Hillary Clinton's case against the "alt-right" racists now fully in charge of the Trump campaign and the Republican Party was delivered in Reno yesterday in a 30-minute speech that may have been the most important so far in the 2016 White House race.
Everywhere I go, people tell me how concerned they are by the divisive rhetoric coming from my opponent in this election. It’s like nothing we’ve heard before from a nominee for President of the United States.
From the start, Donald Trump has built his campaign on prejudice and paranoia. He’s taking hate groups mainstream and helping a radical fringe take over one of America’s two major political parties. His disregard for the values that make our country great is profoundly dangerous.
In just the past week, under the guise of “outreach” to African Americans, Trump has stood up in front of largely white audiences and described black communities in insulting and ignorant terms:
“Poverty. Rejection. Horrible education. No housing. No homes. No ownership. Crime at levels nobody has seen… Right now, you walk down the street, you get shot.”
Those are his words.
Donald Trump misses so much.
He doesn’t see the success of black leaders in every field…The vibrancy of black-owned businesses…Or the strength of the black church… He doesn’t see the excellence of historically black colleges and universities or the pride of black parents watching their children thrive…And he certainly doesn’t have any solutions to take on the reality of systemic racism and create more equity and opportunity in communities of color.
It takes a lot of nerve to ask people he’s ignored and mistreated for decades, “What do you have to lose?” The answer is everything!
For Clinton to deliver this explosive a broadside with 75 days still left in the campaign is a sign that she is confident in her win in November, and is making the move now to finish Trump off. More importantly, as I have said time and time again, the real problem in the GOP is not Donald Trump, but the people who enabled him and his fellow travelers to control the party.
This is who Clinton's speech was directly aimed at, the "moderate Republicans" who stood by and let the racists take over, the proverbial "good men who did nothing" to allow evil to win.
This is someone who retweets white supremacists online, like the user who goes by the name “white-genocide-TM.” Trump took this fringe bigot with a few dozen followers and spread his message to 11 million people. His campaign famously posted an anti-Semitic image – a Star of David imposed over a sea of dollar bills – that first appeared on a white supremacist website.
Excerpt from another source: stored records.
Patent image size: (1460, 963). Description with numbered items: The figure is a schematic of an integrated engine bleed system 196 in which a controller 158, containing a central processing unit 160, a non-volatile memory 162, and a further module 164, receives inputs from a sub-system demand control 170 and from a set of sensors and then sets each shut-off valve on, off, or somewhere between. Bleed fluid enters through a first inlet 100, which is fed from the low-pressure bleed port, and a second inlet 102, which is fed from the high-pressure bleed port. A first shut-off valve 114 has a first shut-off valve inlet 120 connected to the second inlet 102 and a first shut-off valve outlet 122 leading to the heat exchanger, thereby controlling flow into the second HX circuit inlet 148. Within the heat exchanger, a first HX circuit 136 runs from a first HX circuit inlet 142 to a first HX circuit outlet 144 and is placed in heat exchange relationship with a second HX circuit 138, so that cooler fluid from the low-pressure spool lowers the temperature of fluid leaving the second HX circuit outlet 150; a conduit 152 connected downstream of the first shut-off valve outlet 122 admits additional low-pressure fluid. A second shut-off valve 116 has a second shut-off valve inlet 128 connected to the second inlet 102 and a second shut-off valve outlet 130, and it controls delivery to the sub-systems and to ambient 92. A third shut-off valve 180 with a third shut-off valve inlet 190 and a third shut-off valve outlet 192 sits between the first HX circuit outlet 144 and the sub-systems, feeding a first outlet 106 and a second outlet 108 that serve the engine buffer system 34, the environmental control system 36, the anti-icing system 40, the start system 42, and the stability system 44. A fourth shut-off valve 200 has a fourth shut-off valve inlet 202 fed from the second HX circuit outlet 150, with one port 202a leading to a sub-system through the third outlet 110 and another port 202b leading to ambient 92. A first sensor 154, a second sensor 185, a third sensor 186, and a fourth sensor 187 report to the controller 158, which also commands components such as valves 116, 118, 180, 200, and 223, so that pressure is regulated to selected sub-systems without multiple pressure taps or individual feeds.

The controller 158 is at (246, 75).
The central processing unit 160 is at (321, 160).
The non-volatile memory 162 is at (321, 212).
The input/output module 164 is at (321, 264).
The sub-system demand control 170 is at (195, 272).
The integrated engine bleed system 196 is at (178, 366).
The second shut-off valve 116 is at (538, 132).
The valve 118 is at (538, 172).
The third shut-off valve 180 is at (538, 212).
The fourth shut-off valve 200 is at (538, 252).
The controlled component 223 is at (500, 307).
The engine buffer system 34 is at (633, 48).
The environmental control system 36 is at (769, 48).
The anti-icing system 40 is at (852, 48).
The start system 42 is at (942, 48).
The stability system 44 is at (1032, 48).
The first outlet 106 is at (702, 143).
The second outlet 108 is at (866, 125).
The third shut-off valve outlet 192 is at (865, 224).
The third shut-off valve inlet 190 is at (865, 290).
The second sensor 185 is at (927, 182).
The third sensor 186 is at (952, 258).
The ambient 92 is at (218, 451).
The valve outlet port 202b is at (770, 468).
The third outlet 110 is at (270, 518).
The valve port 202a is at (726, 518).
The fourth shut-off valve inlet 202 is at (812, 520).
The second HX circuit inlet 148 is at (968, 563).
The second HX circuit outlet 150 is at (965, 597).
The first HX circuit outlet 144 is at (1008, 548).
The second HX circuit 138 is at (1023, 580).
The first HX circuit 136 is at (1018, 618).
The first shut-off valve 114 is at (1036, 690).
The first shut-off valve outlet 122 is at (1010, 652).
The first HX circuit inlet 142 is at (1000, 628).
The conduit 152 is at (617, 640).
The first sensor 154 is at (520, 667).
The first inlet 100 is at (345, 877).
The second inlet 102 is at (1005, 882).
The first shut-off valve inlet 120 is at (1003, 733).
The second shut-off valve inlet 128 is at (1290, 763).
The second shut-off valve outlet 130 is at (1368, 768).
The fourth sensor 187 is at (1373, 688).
The Trump campaign also selected a prominent white nationalist leader as a delegate in California. They only dropped him under pressure. When asked in a nationally televised interview whether he would disavow the support of David Duke, a former leader of the Ku Klux Klan, Trump wouldn’t do it. Only later, again under mounting pressure, did he backtrack. And when Trump was asked about anti-Semitic slurs and death threats coming from his supporters, he refused to condemn them.
Through it all, he has continued pushing discredited conspiracy theories with racist undertones. Trump said thousands of American Muslims in New Jersey cheered the 9/11 attacks. They didn’t. He suggested that Ted Cruz’s father was involved in the Kennedy assassination. Perhaps in Trump’s mind, because he was a Cuban immigrant, he must have had something to do with it. Of course there’s absolutely no evidence of that. Just recently, Trump claimed President Obama founded ISIS. And then he repeated that nonsense over and over.
His latest paranoid fever dream is about my health. All I can say is, Donald, dream on. This is what happens when you treat the National Enquirer like Gospel. It’s what happens when you listen to the radio host Alex Jones, who claims that 9/11 and the Oklahoma City bombings were inside jobs. He said the victims of the Sandy Hook massacre were child actors and no one was actually killed there. Trump didn’t challenge those lies. He went on Jones’ show and said: “Your reputation is amazing. I will not let you down.”
This man wants to be President of the United States.
This is Clinton's most devastating blow yet, the kind of political haymaker you only unleash under two conditions: that you are on the ropes and have no other choice, or as Clinton is clearly doing here, you are winning the bout and are going for an early-round knockout.
Donald Trump just took a blow that rocked him. We'll see if this finally shakes loose the rest of the Republicans who have been looking for an excuse to bail on Trump and turn his loss into a crushing defeat. It's good politics: those hungry for a reboot of the Republican party now have their big red button to press.
How much you can trust anyone who still needs to be convinced to disavow Trump's racist, misogynist, anti-Semitic and Islamophobic campaign, is another battle, but at this point motivating the mass exodus of the rest of the party away from Trump is a definite gamble that Hillary took in Reno today, and I'm hoping it pays off big. (When I say this is a gamble I mean politically, morally and ethically it was 100% the right thing for her to do.)
It will be extremely easy for Trump to try to consolidate his voters by screaming, as he already did on Thursday, that Hillary was calling his supporters racist and that they had to stand by him to stop her.
The problem is that's true, the GOP is full of racist assholes. But that truth is also the key to kicking Trump out and excising the cancer in the GOP.